一般的には寒さや暑さ、乾燥、風、気圧など気候条件が多いです。
対して、私たちには正気(せいき)と呼ばれる外邪から体を守るエネルギーがあります。
正気が十分にあれば、外邪に攻撃されてもそれを打ち返したり、重症化せず回復させることが出来ると考えます。
正気は気の一種です。
気は心や体を動かすエネルギーのようなもので、心身を活動的にしたり、新陳代謝を促したり、様々な『動的活動』に関わります。毎日元気に活動的に生活できるのも、気が充実しているから、と言えます。
疲労状態になることを、漢方では『気虚(気が虚している)』と言います。
今回のケース、SNSによる誹謗中傷が『外邪』と考えると、充実した気があれば、外邪を跳ね返す事が可能ですが、
気が不足していると、外邪による攻撃を跳ね返すことが出来ず、心をダイレクトに攻撃されてしまいます。
私が推測するに、SNSが引き金となって自殺や体調不良を招いてしまう人は、心身の疲労状態が根底にあるのではないか?と考えます。

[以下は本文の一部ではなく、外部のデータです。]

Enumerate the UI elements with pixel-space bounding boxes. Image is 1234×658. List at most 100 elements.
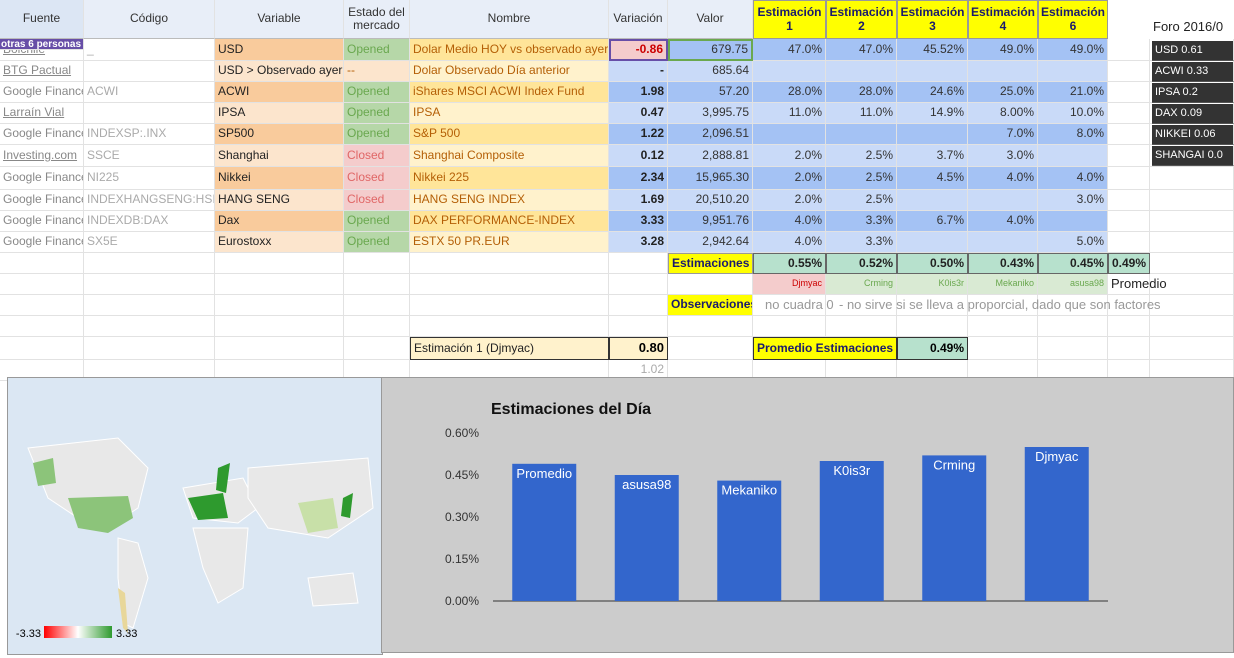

睡眠不足や無理なダイエット、過労など気を消耗する要因は現代に多くあります。
ちなみに、日本語には『気が強い人』という言葉あります。
まさに、何かトラブルがあると攻撃的に反撃したり、心が折れない人の事を指す言葉ですね。
気は日々のあらゆるストレスから心身を守るうえでとても重要なものです。
もし、周りに疲労状態の人がいたら、間違っても攻撃的な言葉をぶつけないでください。
疲労状態の人は気が弱っていますから、反撃することもできず、まさにサンドバック状態です。
そんな反撃しないと分かっている人を攻撃するのは、卑怯極まりありません。
SNSは相手の状況が分からず、匿名性もあるため、相手を傷つけるようなメッセージを送るハードルが低いのかもしれません。
しかし、気が弱っていて、ちょっとでも押したら倒れてしまいそうな状況の人には、心無い攻撃が死に追いやるナイフになる事もあります。
SNSで相手を攻撃するようなことはしないようにしましょう。
また、普段からストレスや攻撃に打たれ弱いと感じる人は、気が弱っている(気弱な人)可能性があります。
性格の問題ではなく、気が不足している、いわば体調不良なので、心当たりがある人は気を増やす食事や生活、漢方薬を一緒に考えていけたらと思います。
何かとストレスの多い人生です。
気を補って、外邪に攻撃されても『なにくそ!』と反発できるメンタルを持ちたいものですね。